"Doctor's Diary": Florian David Fitz spielt Dr. Marc Meier

Florian David Fitz spielt in "Doctor's Diary" Dr. Marc Meier
© RTL / Reiner Bajo

11. Mai 2016 - 18:04 Uhr

Florian David Fitz: Biografie

Florian David Fitz wurde am 20. November 1974 in München geboren. Nach seinem Abitur 1994 ging Florian David Fitz zunächst in die USA, wo er am renommierten "Boston Conservatory" eine vierjährige Schauspielausbildung mit "magna cum laude" absolvierte. Anschließend blieb er noch ein weiteres Jahr in New York.

Nach seiner Rückkehr tourte der Cousin der Kabarettistin Lisa Fitz 1999 als "Brad" mit dem Kultmusical "The Rocky Horror Show" quer durch ganz Europa. Ins selbe Jahr fallen sowohl sein Engagement am Volkstheater München als auch seine Fernsehpremiere mit "Das Psychogirl". Im Jahr 2000 entstand ebenfalls sein Kinodebüt "Dogshit" unter der Regie von Percy Adlon.

2001 wurde Florian David Fitz auf dem Münchner Filmfest für seine schauspielerische Leistung in "Verdammt verliebt" mit dem "Rising Movie Talent Award" ausgezeichnet.

Seither stand er für Kino und Fernsehen unzählige Male vor der Kamera. 2007 erhielt er für "Meine verrückte türkische Hochzeit" den Adolf-Grimme-Preis. Dieser Film gewann zudem den Deutschen Fernsehpreis, den Fernsehfilmpreis der Deutschen Akademie der Darstellenden Künste und den 3sat Zuschauerpreis.

Rollenprofil Dr. Marc Meier

Seine Name ist Meier. Marc Meier. Frauen hat er lieber gut durchgeschüttelt, als zu gerührt – und in Sachen Liebe und Beziehung müsste er eigentlich "Dr. No" heißen. Und da liegt auch schon das Problem. Kann Gretchen diesen Macho zähmen, dem sie aus unerklärlichen Gründen verfallen ist? Oder heißt es im Fall "Meier" wie bereits zu Schulhofzeiten: Achtung - Angraben verboten! Hüften haften für gebrochene Herzen.

Ja, das eine oder andere Frust-Röllchen hat Gretchen bestimmt Marki Marc zu verdanken, wie sie ihn manchmal zärtlich nennt. Meistens beschränkt sie sich aber auf treffendere Spitznamen, wie Arsch, Mistkerl, Drecksack oder arroganter Penner. Waren es in Teenie-Zeiten Wurstbrote, die er ihr ins Gesicht geklatscht hat, bekommt sie von ihrem ehrgeizigen Oberarzt inzwischen eher verbal was hinter die Ohren. Er provoziert sie, wo er nur kann.

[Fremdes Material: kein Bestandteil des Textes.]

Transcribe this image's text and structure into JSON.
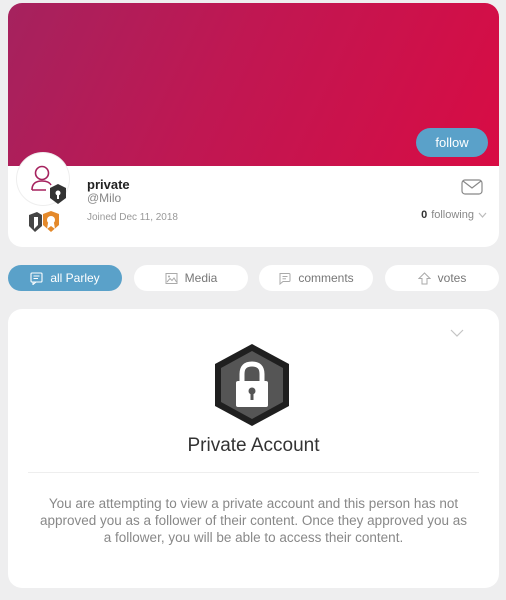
{
  "profile": {
    "follow_label": "follow",
    "name": "private",
    "handle": "@Milo",
    "joined": "Joined Dec 11, 2018",
    "following_count": "0",
    "following_label": "following",
    "icons": [
      "user-icon",
      "lock-icon",
      "mail-icon",
      "chevron-down-icon"
    ]
  },
  "tabs": [
    {
      "label": "all Parley",
      "icon": "chat-icon",
      "active": true
    },
    {
      "label": "Media",
      "icon": "image-icon",
      "active": false
    },
    {
      "label": "comments",
      "icon": "comment-icon",
      "active": false
    },
    {
      "label": "votes",
      "icon": "upvote-icon",
      "active": false
    }
  ],
  "private_notice": {
    "title": "Private Account",
    "message": "You are attempting to view a private account and this person has not approved you as a follower of their content. Once they approved you as a follower, you will be able to access their content."
  },
  "colors": {
    "banner_start": "#a5225e",
    "banner_end": "#d80c44",
    "accent": "#5aa1c9",
    "background": "#eeeeef"
  }
}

Aber nicht mal das kann Dr. Meier aufhalten, die Frauenwelt kontinuierlich wahnsinnig zu machen: Je schlechter er sie behandelt, umso flacher liegen sie ihm zu Füßen. Marc Meier hat sie einfach, die Fernbedienung für Frauen – und drückt immer schön die richtigen Knöpfe, um sie alle warm zu halten. Für eine wirkliche Beziehung ist er nicht gemacht. Oder doch?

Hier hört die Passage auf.